Two days ago we were at the Nelson Morley Birds of Prey National Wildlife Refuge in central Idaho. This seemed like a good spot. After birding it Thursday evening we realized it was just too difficult to sort out the raptors and we felt hemmed in by the canyon walls and the narrow riparian area. I looked at the map and decided we should bail and head for the Camas National Wildlife Refuge. Camas NWR is famous for its waterfowl and waterfowl are pretty easy to key out if you come across a mysterious bird. Despite this feeling of inadequacy at the Nelson Morley NWR we landed 6 new life birds. Or at least eBird says they were new birds. Since I’ve only been listing for a few years it’s still easy to land a new bird that I might have seen many times in the past.
We arrived at Camas yesterday around 4:30 PM. I was hoping there would be signs of life and some kind of official participation in the Global Big Day. No and no. A sad state of affairs for one of birding’s most important citizen science events. The place was empty and there was no camping allowed. Burt and I did an afternoon reconnaissance of the birds and liked what we saw.

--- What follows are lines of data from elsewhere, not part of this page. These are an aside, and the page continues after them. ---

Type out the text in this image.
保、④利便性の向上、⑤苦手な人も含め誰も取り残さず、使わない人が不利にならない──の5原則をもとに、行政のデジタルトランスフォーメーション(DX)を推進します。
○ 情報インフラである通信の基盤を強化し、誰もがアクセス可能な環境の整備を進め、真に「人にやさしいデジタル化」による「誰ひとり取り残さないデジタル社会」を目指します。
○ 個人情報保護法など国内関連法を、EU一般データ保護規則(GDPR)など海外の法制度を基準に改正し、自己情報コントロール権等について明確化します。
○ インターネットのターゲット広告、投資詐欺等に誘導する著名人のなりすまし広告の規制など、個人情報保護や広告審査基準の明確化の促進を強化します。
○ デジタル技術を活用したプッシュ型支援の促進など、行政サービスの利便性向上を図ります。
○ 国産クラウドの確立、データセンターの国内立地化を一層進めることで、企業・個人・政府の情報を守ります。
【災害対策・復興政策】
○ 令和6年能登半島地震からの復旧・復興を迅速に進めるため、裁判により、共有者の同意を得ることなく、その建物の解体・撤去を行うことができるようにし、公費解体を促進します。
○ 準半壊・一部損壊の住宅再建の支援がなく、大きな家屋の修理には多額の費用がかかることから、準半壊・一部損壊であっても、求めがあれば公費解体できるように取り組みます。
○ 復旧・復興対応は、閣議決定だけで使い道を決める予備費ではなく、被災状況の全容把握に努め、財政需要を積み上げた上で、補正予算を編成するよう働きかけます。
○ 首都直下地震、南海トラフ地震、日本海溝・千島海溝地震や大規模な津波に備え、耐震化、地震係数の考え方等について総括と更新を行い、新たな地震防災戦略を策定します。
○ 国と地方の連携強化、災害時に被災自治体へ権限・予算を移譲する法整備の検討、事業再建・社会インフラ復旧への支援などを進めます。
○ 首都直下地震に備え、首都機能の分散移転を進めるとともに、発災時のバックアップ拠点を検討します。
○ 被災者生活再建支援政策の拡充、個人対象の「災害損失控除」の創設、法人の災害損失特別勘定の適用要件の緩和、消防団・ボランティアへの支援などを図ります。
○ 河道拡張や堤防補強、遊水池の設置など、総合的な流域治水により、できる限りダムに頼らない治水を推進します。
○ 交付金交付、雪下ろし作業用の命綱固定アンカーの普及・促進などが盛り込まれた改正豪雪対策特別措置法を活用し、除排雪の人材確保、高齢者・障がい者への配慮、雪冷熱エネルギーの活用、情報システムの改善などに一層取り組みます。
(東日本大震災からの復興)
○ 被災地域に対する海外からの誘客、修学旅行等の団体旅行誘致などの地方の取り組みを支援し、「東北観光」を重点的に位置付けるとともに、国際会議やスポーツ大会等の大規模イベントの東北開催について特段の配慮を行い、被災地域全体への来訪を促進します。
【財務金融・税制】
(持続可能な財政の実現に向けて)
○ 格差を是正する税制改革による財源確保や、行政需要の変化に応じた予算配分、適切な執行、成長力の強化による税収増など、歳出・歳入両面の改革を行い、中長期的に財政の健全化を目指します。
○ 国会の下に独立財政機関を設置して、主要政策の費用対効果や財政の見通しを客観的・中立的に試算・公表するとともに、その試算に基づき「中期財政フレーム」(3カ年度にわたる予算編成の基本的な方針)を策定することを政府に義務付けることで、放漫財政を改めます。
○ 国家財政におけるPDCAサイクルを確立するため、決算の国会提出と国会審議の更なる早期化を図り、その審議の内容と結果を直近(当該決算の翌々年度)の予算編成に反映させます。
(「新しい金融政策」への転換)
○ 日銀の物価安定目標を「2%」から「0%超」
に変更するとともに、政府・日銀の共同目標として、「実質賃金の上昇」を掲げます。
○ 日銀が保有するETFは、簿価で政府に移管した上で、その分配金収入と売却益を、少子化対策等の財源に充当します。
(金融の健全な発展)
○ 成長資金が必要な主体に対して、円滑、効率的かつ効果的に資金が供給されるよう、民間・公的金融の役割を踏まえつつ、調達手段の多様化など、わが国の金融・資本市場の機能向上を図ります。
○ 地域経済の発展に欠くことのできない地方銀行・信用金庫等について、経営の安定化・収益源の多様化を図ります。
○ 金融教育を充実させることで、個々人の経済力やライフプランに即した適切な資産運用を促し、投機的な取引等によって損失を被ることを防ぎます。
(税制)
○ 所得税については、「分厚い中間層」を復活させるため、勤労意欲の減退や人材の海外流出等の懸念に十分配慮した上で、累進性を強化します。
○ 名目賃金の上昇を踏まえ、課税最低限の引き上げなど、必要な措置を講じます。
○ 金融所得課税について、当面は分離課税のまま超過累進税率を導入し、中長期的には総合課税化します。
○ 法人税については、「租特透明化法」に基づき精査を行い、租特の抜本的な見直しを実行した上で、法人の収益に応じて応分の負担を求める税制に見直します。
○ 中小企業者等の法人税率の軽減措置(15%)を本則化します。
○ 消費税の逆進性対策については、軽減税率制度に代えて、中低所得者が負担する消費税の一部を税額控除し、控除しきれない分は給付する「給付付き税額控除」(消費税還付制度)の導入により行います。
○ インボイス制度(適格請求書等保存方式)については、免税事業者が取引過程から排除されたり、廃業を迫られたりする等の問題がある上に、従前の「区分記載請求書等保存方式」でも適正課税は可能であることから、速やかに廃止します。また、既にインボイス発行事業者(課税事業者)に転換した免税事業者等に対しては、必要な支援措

There was a lot going on. Owls and kestrels and blackbirds everywhere. Since we were happy to spend the day at Camas NWR and likely would be the only people officially birding it was worth a short drive off to a rest area to spend the night. I was relieved to know we’d finally found a place to spend the day.
It all worked out just great. We saw 52 species of birds and did 12 checklists over 5 hours. Camas NWR is a sprawling wetland and every time we got in the car we had to start a new list. That’s how it goes doing science. Delightful short-eared owls kept popping up out of the reeds while northern harriers did sky acrobatics. The waterfowl were not so many that we couldn’t count but diverse enough that we had to study the water surfaces each time we left the car. We found a pair of great horned owls and a bald eagle nest with two fledglings. Burt’s favorite bird today was the harrier. I likes the owls. And the porcupine.
Now we are resting in a rest area. Tomorrow it’s time to work.